As a pro, the only name opponents Ortiz has beaten are Monte Barrett and Lateef Kayode (in a quick KO that was changed to a No Contest when Ortiz failed a drug test after the bout). The question is, ‘How will Qrtiz’ reported 362 amateur fights figure into the experience equation?’

“This is Ortiz’ first real fight as a professional,” Jennings said. “This guy hasn’t seen a real fighter like me yet. Deep experience as an amateur doesn’t mean you will have a successful professional career. He still has to go out and prove himself.” 

Confidence has always been Jennings’ strongest asset. He is unflappable when it comes to his opponent’s credentials. He is respectful, but clearly isn’t worried about anything the other guy brings into the ring. For Jennings, it’s all about what he’s capable of doing.

“I just go with the flow,” Jennings said. “I don’t worry about it until they try to use it against me. Or if they try to use what they’ve done before to try to leverage themselves. I just make sure I go in and do what I need to do.”

Further, Jennings is not focusing very much on the interim belt that is at stake.

“It’s not really on my mind at all, Jennings said. “It’s closer to it (the goal of winning the heavyweight title), but it’s not this that’s on my mind. It’s a position that brings me closer to it. I’m just going to enjoy this one and be cool with being closer to the top.” 

After his fight with Klitschko, Jennings made a major team change, swapping longtime trainer Fred Jenkins for new head trainer John David Jackson. It was a move that was heartbreaking to many faithful Philly boxing fans who perceived Jennings and Jenkins as a rock-solid team.

Many of us thought that in Jennings, Fred Jenkins finally had the definitive fighter to bring his own considerable training talents to light for a worldwide audience. Jenkins did an excellent job in the past five years guiding Jennings from a talented athlete (football, track & field, basketball) to a world ranked heavyweight contender over a handful of amateur bouts and 20 professional fights. Jenkins has developed champions before, but universal recognition of his skills is long overdue.

Their connection appeared to be a win-win for both, but in boxing, nothing seems to last forever. Jennings is his own man and knows what is best for him. Apparently Jennings changed trainers in an effort to enhance his development as a fighter and to improve his chances for future career success.

“Progress is always a good thing,” Jennings said. “What everybody has to understand is the type of person that I am. I’m going to go hard regardless.

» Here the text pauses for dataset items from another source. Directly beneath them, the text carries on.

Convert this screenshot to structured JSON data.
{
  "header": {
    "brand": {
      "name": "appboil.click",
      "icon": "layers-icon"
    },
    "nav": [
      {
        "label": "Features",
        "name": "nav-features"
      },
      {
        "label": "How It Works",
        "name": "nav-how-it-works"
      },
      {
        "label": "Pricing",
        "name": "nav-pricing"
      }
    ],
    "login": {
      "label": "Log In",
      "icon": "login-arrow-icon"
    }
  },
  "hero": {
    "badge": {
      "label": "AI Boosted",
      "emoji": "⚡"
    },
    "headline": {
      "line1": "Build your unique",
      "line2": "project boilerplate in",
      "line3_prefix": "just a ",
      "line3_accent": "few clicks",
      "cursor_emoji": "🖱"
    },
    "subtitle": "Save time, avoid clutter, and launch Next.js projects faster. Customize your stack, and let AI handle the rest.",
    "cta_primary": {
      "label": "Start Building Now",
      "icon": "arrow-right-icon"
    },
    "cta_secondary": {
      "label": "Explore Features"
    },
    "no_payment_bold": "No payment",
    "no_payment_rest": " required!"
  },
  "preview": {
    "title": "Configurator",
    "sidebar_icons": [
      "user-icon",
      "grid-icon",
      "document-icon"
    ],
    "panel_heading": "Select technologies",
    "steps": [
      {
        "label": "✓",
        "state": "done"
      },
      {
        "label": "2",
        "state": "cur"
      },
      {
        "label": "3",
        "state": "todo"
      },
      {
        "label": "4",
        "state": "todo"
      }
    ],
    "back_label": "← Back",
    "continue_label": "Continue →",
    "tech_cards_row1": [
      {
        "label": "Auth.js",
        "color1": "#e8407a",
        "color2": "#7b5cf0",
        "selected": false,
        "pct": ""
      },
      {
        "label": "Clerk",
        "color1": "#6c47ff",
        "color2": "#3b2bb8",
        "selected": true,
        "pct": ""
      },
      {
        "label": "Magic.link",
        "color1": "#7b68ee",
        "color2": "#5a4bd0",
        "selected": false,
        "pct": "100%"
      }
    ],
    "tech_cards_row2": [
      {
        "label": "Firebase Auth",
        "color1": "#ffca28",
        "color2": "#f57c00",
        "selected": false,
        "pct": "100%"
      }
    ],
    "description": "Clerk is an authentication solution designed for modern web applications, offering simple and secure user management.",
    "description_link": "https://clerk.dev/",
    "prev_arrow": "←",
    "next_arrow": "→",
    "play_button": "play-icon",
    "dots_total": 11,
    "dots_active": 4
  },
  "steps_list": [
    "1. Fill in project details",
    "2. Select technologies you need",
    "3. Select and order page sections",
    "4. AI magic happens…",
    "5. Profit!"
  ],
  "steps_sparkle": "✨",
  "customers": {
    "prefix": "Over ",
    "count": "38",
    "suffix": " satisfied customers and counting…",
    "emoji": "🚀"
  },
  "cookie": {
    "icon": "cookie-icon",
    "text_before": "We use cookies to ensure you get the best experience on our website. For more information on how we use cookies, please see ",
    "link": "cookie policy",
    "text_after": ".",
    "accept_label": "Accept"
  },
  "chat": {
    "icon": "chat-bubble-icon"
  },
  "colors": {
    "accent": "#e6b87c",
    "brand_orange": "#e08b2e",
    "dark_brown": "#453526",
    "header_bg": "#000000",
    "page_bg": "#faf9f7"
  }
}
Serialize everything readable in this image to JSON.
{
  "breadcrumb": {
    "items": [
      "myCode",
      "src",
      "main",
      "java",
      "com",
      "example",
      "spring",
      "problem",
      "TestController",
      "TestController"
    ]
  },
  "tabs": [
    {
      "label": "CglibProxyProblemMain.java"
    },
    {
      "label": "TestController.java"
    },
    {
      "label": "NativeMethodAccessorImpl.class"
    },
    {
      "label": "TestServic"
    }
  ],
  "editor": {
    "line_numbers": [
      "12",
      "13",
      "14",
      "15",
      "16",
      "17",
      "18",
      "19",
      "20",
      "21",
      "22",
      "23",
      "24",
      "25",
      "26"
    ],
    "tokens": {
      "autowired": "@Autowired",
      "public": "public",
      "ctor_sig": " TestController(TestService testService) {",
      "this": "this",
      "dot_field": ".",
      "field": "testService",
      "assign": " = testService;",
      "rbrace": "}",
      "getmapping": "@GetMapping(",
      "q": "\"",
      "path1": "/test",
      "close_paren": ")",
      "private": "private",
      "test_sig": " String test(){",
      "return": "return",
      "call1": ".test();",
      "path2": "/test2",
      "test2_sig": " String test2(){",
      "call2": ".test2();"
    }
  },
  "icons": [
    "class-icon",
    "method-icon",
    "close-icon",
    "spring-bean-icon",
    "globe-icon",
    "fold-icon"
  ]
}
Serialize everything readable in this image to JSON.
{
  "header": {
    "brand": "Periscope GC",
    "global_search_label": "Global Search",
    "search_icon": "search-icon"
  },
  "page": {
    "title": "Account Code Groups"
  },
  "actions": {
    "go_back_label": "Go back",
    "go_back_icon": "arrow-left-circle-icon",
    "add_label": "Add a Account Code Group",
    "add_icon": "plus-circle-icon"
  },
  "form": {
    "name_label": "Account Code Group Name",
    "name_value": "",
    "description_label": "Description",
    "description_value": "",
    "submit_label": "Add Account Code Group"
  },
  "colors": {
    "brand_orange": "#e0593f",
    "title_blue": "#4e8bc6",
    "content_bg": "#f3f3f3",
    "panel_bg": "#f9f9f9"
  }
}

It just so happens, if nobody was able to be there, I’m (still) going to do what I have to do until someone comes.” 

This makes it sound as if it doesn’t matter who plays the part of trainer in the Jennings camp. So why the change was made remains unclear.

If Jennings needed a new influence in his corner, his choice of John David Jackson, also the trainer of light heavyweight champion Sergey Kovalev, feels like a good one. Jackson is a disciple of Philly legend George Benton, and much like Jennings, John David is a thinker when it comes to the art of boxing. On paper the Jennings-Jackson collaboration looks like it could work quite well.

“Everything is going smooth,” Jennings said. “Of course, it’s a different look. It’s a different perspective. It’s a different set up. It’s a different operation. So, you apply the (new) operation to a good athlete and you’re always going to get positive results. There are always some things that you like and that are useful, and that make you better. That’s all that matters.” 

Jennings clearly believes that he is the one in control of his destiny. Other people and circumstances play a role, but nothing affects his life and career more than his own effort and strident will. This philosophy has served Jennings well in the past and he continues to let the attitude ride with every move that he makes and every fight that comes his way.

“I always try to keep that same (mental) process, because within that process is that same hunger,” Jennings said. “The hunger definitely has to be there. I know exactly what I have to do, and I always push myself to the limit and make sure that I give 100%. Giving my 100%, knowing that I’m able, and that I’m confident. That will never change.”

Ortiz vs. Jennings will be broadcast on HBO Boxing After Dark, Saturday at 10:30 PM (Eastern).